Friday, August 18, 2017

Celebrating Sin


I do not mean to get biblical about this, but our nation was born in sin. The precedent of waging almost genocidal wars against native Americans had already been set and slavery was already considered an institution by the time our founders declared our independence. Racism was used as a justification for both of those sins. It was a classic case of blaming the victims of oppression for the oppression; they (those other races of people) do evil things and are not capable of governing themselves, don't you know?

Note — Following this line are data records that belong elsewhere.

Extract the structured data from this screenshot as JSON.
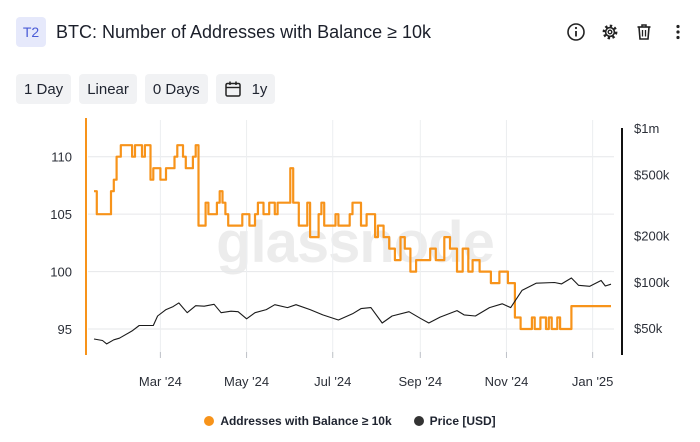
{
  "header": {
    "badge": "T2",
    "title": "BTC: Number of Addresses with Balance ≥ 10k",
    "icons": [
      "info-icon",
      "gear-icon",
      "trash-icon",
      "more-icon"
    ]
  },
  "toolbar": {
    "resolution": "1 Day",
    "scale": "Linear",
    "moving_average": "0 Days",
    "range_icon": "calendar-icon",
    "range": "1y"
  },
  "watermark": "glassnode",
  "chart_data": {
    "type": "line",
    "x_type": "date",
    "x_range": [
      "2024-01-14",
      "2025-01-14"
    ],
    "x_ticks": [
      {
        "date": "2024-03-01",
        "label": "Mar '24"
      },
      {
        "date": "2024-05-01",
        "label": "May '24"
      },
      {
        "date": "2024-07-01",
        "label": "Jul '24"
      },
      {
        "date": "2024-09-01",
        "label": "Sep '24"
      },
      {
        "date": "2024-11-01",
        "label": "Nov '24"
      },
      {
        "date": "2025-01-01",
        "label": "Jan '25"
      }
    ],
    "y_left": {
      "label": "",
      "range": [
        93,
        112.5
      ],
      "ticks": [
        95,
        100,
        105,
        110
      ]
    },
    "y_right": {
      "label": "",
      "scale": "log",
      "range": [
        35000,
        1000000
      ],
      "ticks": [
        {
          "value": 50000,
          "label": "$50k"
        },
        {
          "value": 100000,
          "label": "$100k"
        },
        {
          "value": 200000,
          "label": "$200k"
        },
        {
          "value": 500000,
          "label": "$500k"
        },
        {
          "value": 1000000,
          "label": "$1m"
        }
      ]
    },
    "grid": "horizontal",
    "legend": "bottom-center",
    "series": [
      {
        "name": "Addresses with Balance ≥ 10k",
        "color": "#f7931a",
        "axis": "left",
        "step": true,
        "points": [
          [
            "2024-01-14",
            107
          ],
          [
            "2024-01-16",
            105
          ],
          [
            "2024-01-26",
            107
          ],
          [
            "2024-01-28",
            108
          ],
          [
            "2024-01-30",
            110
          ],
          [
            "2024-02-02",
            111
          ],
          [
            "2024-02-10",
            110
          ],
          [
            "2024-02-12",
            111
          ],
          [
            "2024-02-17",
            110
          ],
          [
            "2024-02-19",
            111
          ],
          [
            "2024-02-23",
            108
          ],
          [
            "2024-02-25",
            109
          ],
          [
            "2024-03-01",
            108
          ],
          [
            "2024-03-05",
            109
          ],
          [
            "2024-03-11",
            110
          ],
          [
            "2024-03-13",
            111
          ],
          [
            "2024-03-17",
            110
          ],
          [
            "2024-03-19",
            109
          ],
          [
            "2024-03-24",
            110
          ],
          [
            "2024-03-26",
            111
          ],
          [
            "2024-03-28",
            104
          ],
          [
            "2024-04-02",
            106
          ],
          [
            "2024-04-04",
            105
          ],
          [
            "2024-04-10",
            106
          ],
          [
            "2024-04-12",
            107
          ],
          [
            "2024-04-14",
            106
          ],
          [
            "2024-04-16",
            105
          ],
          [
            "2024-04-18",
            104
          ],
          [
            "2024-04-28",
            105
          ],
          [
            "2024-05-03",
            104
          ],
          [
            "2024-05-07",
            105
          ],
          [
            "2024-05-09",
            106
          ],
          [
            "2024-05-13",
            105
          ],
          [
            "2024-05-17",
            106
          ],
          [
            "2024-05-21",
            105
          ],
          [
            "2024-05-23",
            106
          ],
          [
            "2024-06-01",
            109
          ],
          [
            "2024-06-03",
            106
          ],
          [
            "2024-06-07",
            104
          ],
          [
            "2024-06-13",
            106
          ],
          [
            "2024-06-15",
            103
          ],
          [
            "2024-06-21",
            105
          ],
          [
            "2024-06-23",
            106
          ],
          [
            "2024-06-25",
            104
          ],
          [
            "2024-07-03",
            105
          ],
          [
            "2024-07-05",
            104
          ],
          [
            "2024-07-13",
            105
          ],
          [
            "2024-07-15",
            106
          ],
          [
            "2024-07-21",
            104
          ],
          [
            "2024-07-25",
            105
          ],
          [
            "2024-07-31",
            103
          ],
          [
            "2024-08-02",
            104
          ],
          [
            "2024-08-06",
            103
          ],
          [
            "2024-08-10",
            102
          ],
          [
            "2024-08-14",
            101
          ],
          [
            "2024-08-18",
            103
          ],
          [
            "2024-08-21",
            102
          ],
          [
            "2024-08-25",
            100
          ],
          [
            "2024-08-29",
            101
          ],
          [
            "2024-09-08",
            102
          ],
          [
            "2024-09-12",
            101
          ],
          [
            "2024-09-18",
            103
          ],
          [
            "2024-09-22",
            102
          ],
          [
            "2024-09-27",
            100
          ],
          [
            "2024-10-01",
            102
          ],
          [
            "2024-10-05",
            100
          ],
          [
            "2024-10-08",
            101
          ],
          [
            "2024-10-13",
            100
          ],
          [
            "2024-10-21",
            99
          ],
          [
            "2024-10-27",
            100
          ],
          [
            "2024-11-02",
            99
          ],
          [
            "2024-11-07",
            96
          ],
          [
            "2024-11-11",
            95
          ],
          [
            "2024-11-19",
            96
          ],
          [
            "2024-11-21",
            95
          ],
          [
            "2024-11-25",
            96
          ],
          [
            "2024-11-29",
            95
          ],
          [
            "2024-12-01",
            96
          ],
          [
            "2024-12-03",
            95
          ],
          [
            "2024-12-07",
            96
          ],
          [
            "2024-12-09",
            95
          ],
          [
            "2024-12-13",
            95
          ],
          [
            "2024-12-17",
            97
          ],
          [
            "2025-01-14",
            97
          ]
        ]
      },
      {
        "name": "Price [USD]",
        "color": "#1a1a1a",
        "axis": "right",
        "points": [
          [
            "2024-01-14",
            42500
          ],
          [
            "2024-01-20",
            41600
          ],
          [
            "2024-01-23",
            39500
          ],
          [
            "2024-01-28",
            42000
          ],
          [
            "2024-02-01",
            43000
          ],
          [
            "2024-02-10",
            48000
          ],
          [
            "2024-02-15",
            52000
          ],
          [
            "2024-02-25",
            52000
          ],
          [
            "2024-02-28",
            60000
          ],
          [
            "2024-03-05",
            66000
          ],
          [
            "2024-03-10",
            69000
          ],
          [
            "2024-03-14",
            73000
          ],
          [
            "2024-03-20",
            63000
          ],
          [
            "2024-03-26",
            70000
          ],
          [
            "2024-04-01",
            69500
          ],
          [
            "2024-04-08",
            71500
          ],
          [
            "2024-04-13",
            63000
          ],
          [
            "2024-04-20",
            64500
          ],
          [
            "2024-04-25",
            64000
          ],
          [
            "2024-05-01",
            57500
          ],
          [
            "2024-05-07",
            63000
          ],
          [
            "2024-05-15",
            66000
          ],
          [
            "2024-05-21",
            71000
          ],
          [
            "2024-05-30",
            68000
          ],
          [
            "2024-06-05",
            71000
          ],
          [
            "2024-06-15",
            66000
          ],
          [
            "2024-06-24",
            61000
          ],
          [
            "2024-07-05",
            56500
          ],
          [
            "2024-07-15",
            62000
          ],
          [
            "2024-07-21",
            67000
          ],
          [
            "2024-07-28",
            68000
          ],
          [
            "2024-08-05",
            54000
          ],
          [
            "2024-08-12",
            60000
          ],
          [
            "2024-08-24",
            64000
          ],
          [
            "2024-09-01",
            58000
          ],
          [
            "2024-09-07",
            54000
          ],
          [
            "2024-09-15",
            59000
          ],
          [
            "2024-09-27",
            65000
          ],
          [
            "2024-10-02",
            61000
          ],
          [
            "2024-10-10",
            60000
          ],
          [
            "2024-10-20",
            68000
          ],
          [
            "2024-10-29",
            72000
          ],
          [
            "2024-11-04",
            68000
          ],
          [
            "2024-11-12",
            88000
          ],
          [
            "2024-11-22",
            98000
          ],
          [
            "2024-12-05",
            99000
          ],
          [
            "2024-12-10",
            97000
          ],
          [
            "2024-12-17",
            106000
          ],
          [
            "2024-12-22",
            95000
          ],
          [
            "2024-12-30",
            93500
          ],
          [
            "2025-01-07",
            102000
          ],
          [
            "2025-01-10",
            94000
          ],
          [
            "2025-01-14",
            96500
          ]
        ]
      }
    ]
  }
}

As I have written elsewhere educated people do not celebrate whatever intent they can glean from the very difficult compromises our founding fathers had to make in order to establish or preserve this nation. What educated people celebrate are the ideals expressed by our founding fathers in the Declaration of Independence, the Bill of Rights, the Preamble to Constitution and other documents stating the virtues of democracy and the rights of all people. Indeed the need to reach compromises that forced an inconsistent application of the proposition that “all men are created equal” weighed heavily on the minds of Thomas Jefferson, John Adams, and many other delegates to the Continental Congress. This can be seen in the following excerpt from Thomas Jefferson's first draft of the Declaration of Independence:

 "He [King George] has waged cruel war against human nature itself, violating its most sacred rights of life and liberty in the persons of a distant people who never offended him, captivating & carrying them into slavery in another hemisphere or to incur miserable death in their transportation thither. This piratical warfare, the opprobrium of infidel powers, is the warfare of the Christian King of Great Britain. Determined to keep open a market where Men should be bought & sold, he has prostituted his negative for suppressing every legislative attempt to prohibit or restrain this execrable commerce...” 

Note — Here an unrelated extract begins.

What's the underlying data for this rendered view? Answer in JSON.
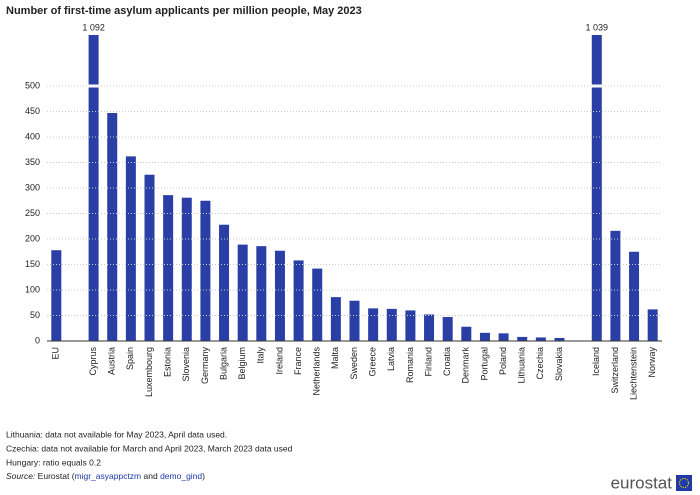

This paragraph condemning slavery caused an absolute furor, and many delegates from colonies that profited from slavery threatened to walk out. It is very doubtful that there would be a United States of America if the delegates of good conscience had insisted on condemning slavery. Needless to say that the compromise they reached was a pact with the devil that caused untold suffering. Some eighty years later it was a pact that also cost tens of thousands of men their lives. While I cannot say that the North entered into the Civil War to end slavery, there is absolutely no doubt that the South entered into that war to preserve slavery. Therein lies the difference between the founders of this nation and the founders of the short lived Confederate States. Our founding fathers did not fight to establish or preserve slavery they fought to establish a new nation. The founders of the confederacy fought to preserve slavery, and they tried to found a nation in order to accomplish that end!

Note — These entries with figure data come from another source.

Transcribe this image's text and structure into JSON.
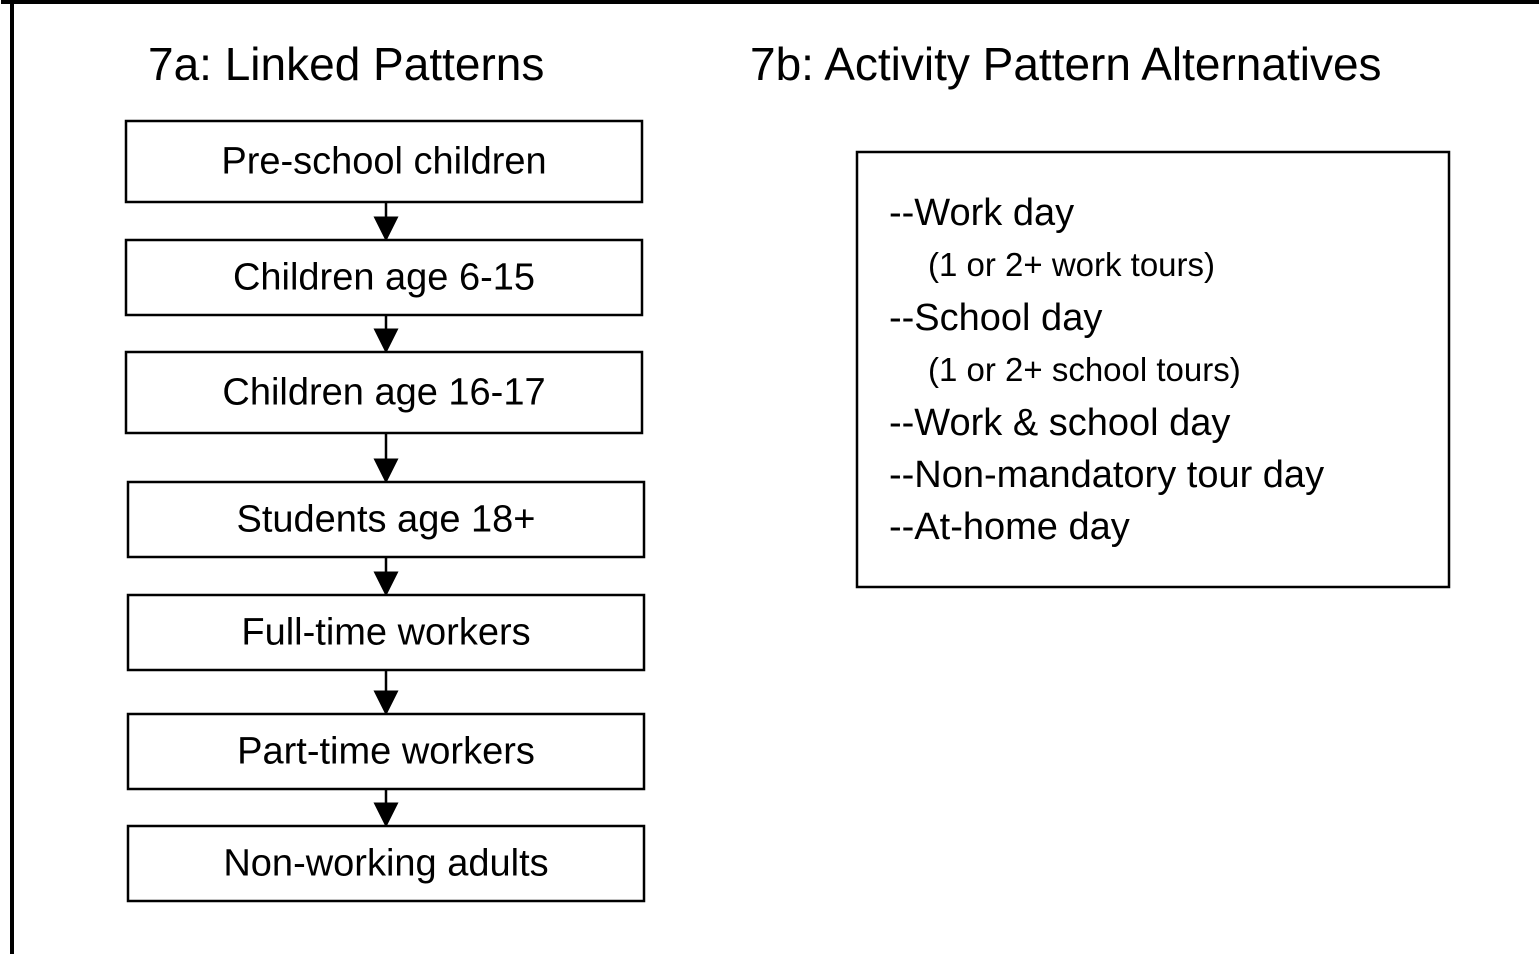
{
  "left": {
    "title": "7a:  Linked Patterns",
    "nodes": [
      {
        "label": "Pre-school children"
      },
      {
        "label": "Children age 6-15"
      },
      {
        "label": "Children age 16-17"
      },
      {
        "label": "Students age 18+"
      },
      {
        "label": "Full-time workers"
      },
      {
        "label": "Part-time workers"
      },
      {
        "label": "Non-working adults"
      }
    ]
  },
  "right": {
    "title": "7b:  Activity Pattern Alternatives",
    "items": [
      {
        "text": "--Work day",
        "note": "(1 or 2+ work tours)"
      },
      {
        "text": "--School day",
        "note": "(1 or 2+ school tours)"
      },
      {
        "text": "--Work & school day"
      },
      {
        "text": "--Non-mandatory tour day"
      },
      {
        "text": "--At-home day"
      }
    ]
  }
}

While the Civil War did put an end to slavery on this continent it could not and did not put an end to the denigration of an entire race of people. The racism used to justify the “peculiar institution” of slavery remains an ugly part of this nation to this day. At the end of the reconstruction era and well into the nineteen hundreds, as Jim Crow laws were passed to codify the superior position of white people, those southern white people celebrated their lost cause by erecting statues of Confederate Generals and by displaying the flag that has come to represent the old Confederacy. This was both an affirmation of their belief in their racial superiority and a threat to anyone who might challenge that belief.

Many of Trump's apologists say he is not really as racist as the absurd comments he made about the demonstrations and violence that recently took place in Charlottsville, VA would seem to indicate. I disagree with those apologists, but it is a moot point. Whether Trump is a racist or he is merely pandering to racists does not matter one whit to the victims of the violence or prejudice encouraged by his apparent rationalizations. In this regard Trump is as guilty as any Neo-Nazi. He is a disgrace to this nation, and the fact that so many in his party are still willing to support him is just another indication of how morally and intellectually bankrupt the Republican Party has become!